Prof. Halyna Teslyuk of the Department of Biblical Studies of the Ukrainian Catholic University (UCU), herself an UCU graduate, spoke about women in the Bible in an interview with Vasyl Shandro of Hromadske [Civic] Radio. Teslyuk is also coordinator of UCU’s UNWLA Lectureship in Women’s Studies, established by a generous endowment of the Ukrainian National Women’s League of America.

Teslyuk: [In the Bible] we can look at certain accents, how men and women are presented. Such detailed, careful analysis of the images of men and women demonstrates that we can look for and hear these women’s voices, see the female view of history. We can hear women of the Old and New Testaments. We can also say that the patriarchal order from the biblical point of view is not the best. It is not a hyperpositive phenomenon. This is a phenomenon after sin, after the fall of Adam and Eve…

[In the first chapters of the Book of Genesis] we see that the Lord creates the Human Being, who is created in the image of God. The Biblical author emphasizes that both man and woman are bearers of the image of God. The text, written sometime in the 5th-6th century before our era, is revolutionary in those times, inasmuch as, for the nations which live around ancient Israel, to talk about an image often was to think, above all, about the king and his children. Generally, the bearers of the divine image were kings, men who were rulers. Here the author speaks of the fact that both man and woman are bearers of the divine image; they represent, they are responsible for the creation, they present themselves as divine messengers to this world.

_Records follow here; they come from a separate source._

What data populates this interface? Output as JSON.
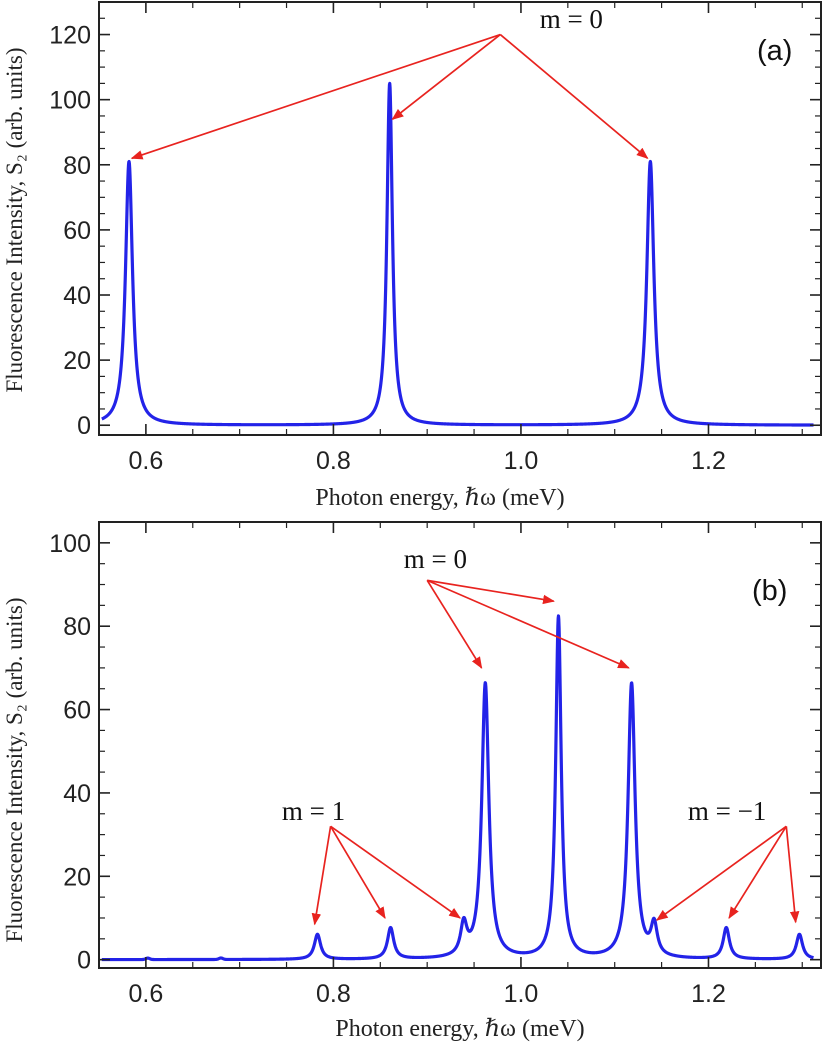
{
  "colors": {
    "curve": "#2323e8",
    "arrow": "#e8231f",
    "frame": "#222222"
  },
  "chart_data": [
    {
      "id": "a",
      "type": "line",
      "panel_label": "(a)",
      "xlabel": "Photon energy, ℏω (meV)",
      "ylabel": "Fluorescence Intensity, S₂ (arb. units)",
      "xlim": [
        0.55,
        1.32
      ],
      "ylim": [
        -3,
        130
      ],
      "xticks": [
        0.6,
        0.8,
        1.0,
        1.2
      ],
      "xtick_labels": [
        "0.6",
        "0.8",
        "1.0",
        "1.2"
      ],
      "yticks": [
        0,
        20,
        40,
        60,
        80,
        100,
        120
      ],
      "ytick_labels": [
        "0",
        "20",
        "40",
        "60",
        "80",
        "100",
        "120"
      ],
      "peaks": [
        {
          "x": 0.582,
          "height": 81,
          "width": 0.0045
        },
        {
          "x": 0.86,
          "height": 105,
          "width": 0.0035
        },
        {
          "x": 1.138,
          "height": 81,
          "width": 0.0045
        }
      ],
      "annotations": [
        {
          "text": "m = 0",
          "text_x": 1.02,
          "text_y": 122,
          "source_x": 0.978,
          "source_y": 120,
          "targets": [
            [
              0.585,
              82
            ],
            [
              0.863,
              94
            ],
            [
              1.135,
              82
            ]
          ]
        }
      ]
    },
    {
      "id": "b",
      "type": "line",
      "panel_label": "(b)",
      "xlabel": "Photon energy, ℏω (meV)",
      "ylabel": "Fluorescence Intensity, S₂ (arb. units)",
      "xlim": [
        0.55,
        1.32
      ],
      "ylim": [
        -2,
        105
      ],
      "xticks": [
        0.6,
        0.8,
        1.0,
        1.2
      ],
      "xtick_labels": [
        "0.6",
        "0.8",
        "1.0",
        "1.2"
      ],
      "yticks": [
        0,
        20,
        40,
        60,
        80,
        100
      ],
      "ytick_labels": [
        "0",
        "20",
        "40",
        "60",
        "80",
        "100"
      ],
      "peaks": [
        {
          "x": 0.783,
          "height": 6,
          "width": 0.004
        },
        {
          "x": 0.861,
          "height": 7.5,
          "width": 0.004
        },
        {
          "x": 0.939,
          "height": 7.5,
          "width": 0.004
        },
        {
          "x": 0.962,
          "height": 66,
          "width": 0.0045
        },
        {
          "x": 1.04,
          "height": 82,
          "width": 0.0035
        },
        {
          "x": 1.118,
          "height": 66,
          "width": 0.0045
        },
        {
          "x": 1.142,
          "height": 7.5,
          "width": 0.004
        },
        {
          "x": 1.219,
          "height": 7.5,
          "width": 0.004
        },
        {
          "x": 1.297,
          "height": 6,
          "width": 0.004
        }
      ],
      "annotations": [
        {
          "text": "m = 0",
          "text_x": 0.875,
          "text_y": 94,
          "source_x": 0.9,
          "source_y": 91,
          "targets": [
            [
              0.958,
              70
            ],
            [
              1.035,
              86
            ],
            [
              1.115,
              70
            ]
          ]
        },
        {
          "text": "m = 1",
          "text_x": 0.745,
          "text_y": 33.5,
          "source_x": 0.797,
          "source_y": 32,
          "targets": [
            [
              0.78,
              8.5
            ],
            [
              0.855,
              10
            ],
            [
              0.935,
              10
            ]
          ]
        },
        {
          "text": "m = −1",
          "text_x": 1.178,
          "text_y": 33.5,
          "source_x": 1.283,
          "source_y": 32,
          "targets": [
            [
              1.145,
              9.5
            ],
            [
              1.222,
              10
            ],
            [
              1.293,
              9
            ]
          ]
        }
      ]
    }
  ]
}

[Shandro]: Is woman in Holy Scripture equal to men or without rights?

[Teslyuk]: If we talk about the public sphere, outside the domestic, we can say that women have no rights… But we also have a few examples in the Old Testament which definitely emphasize that a woman was appealed to and she made a decision…

If we want to have a balanced vision, we should avoid a certain radicalism in reading Holy Scripture. Only this kind of reading allows us to see the polyphony of voices which are present in Holy Scripture…

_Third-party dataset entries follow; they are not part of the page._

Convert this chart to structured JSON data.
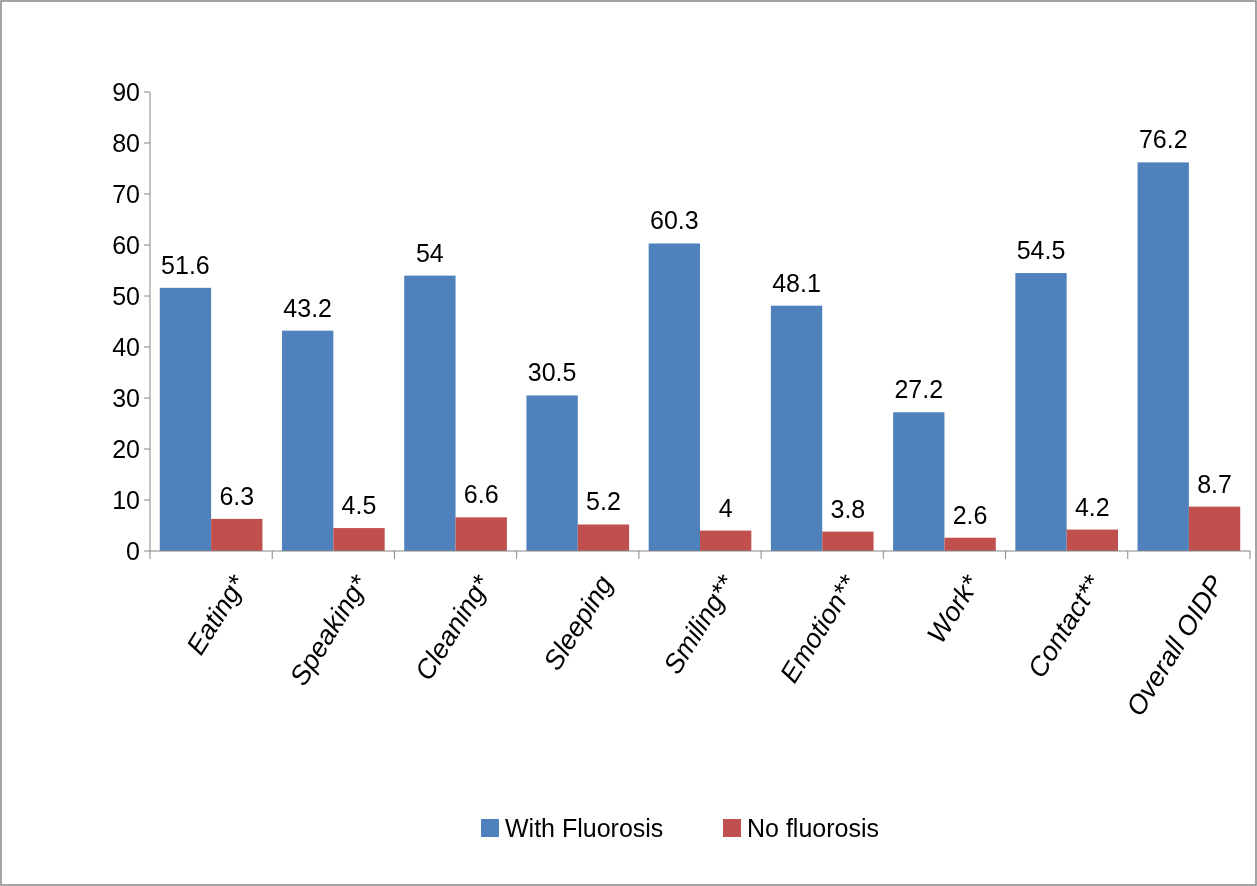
{
  "chart_data": {
    "type": "bar",
    "categories": [
      "Eating*",
      "Speaking*",
      "Cleaning*",
      "Sleeping",
      "Smiling**",
      "Emotion**",
      "Work*",
      "Contact**",
      "Overall OIDP"
    ],
    "series": [
      {
        "name": "With Fluorosis",
        "color": "#4f81bd",
        "values": [
          51.6,
          43.2,
          54,
          30.5,
          60.3,
          48.1,
          27.2,
          54.5,
          76.2
        ]
      },
      {
        "name": "No fluorosis",
        "color": "#c0504d",
        "values": [
          6.3,
          4.5,
          6.6,
          5.2,
          4,
          3.8,
          2.6,
          4.2,
          8.7
        ]
      }
    ],
    "ylim": [
      0,
      90
    ],
    "yticks": [
      0,
      10,
      20,
      30,
      40,
      50,
      60,
      70,
      80,
      90
    ],
    "data_labels": true,
    "legend": "bottom",
    "grid": false
  }
}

We should sit in a time machine and try to see in the categories with which the people who wrote these texts thought. In those times, women did not have the rights that men had, if we talk of the public sphere. Still, there are stories that say that, regardless of general tendencies, there are exceptions when women achieved their own rights and became the agents of their own fate and not only objects in someone else’s whims or stories.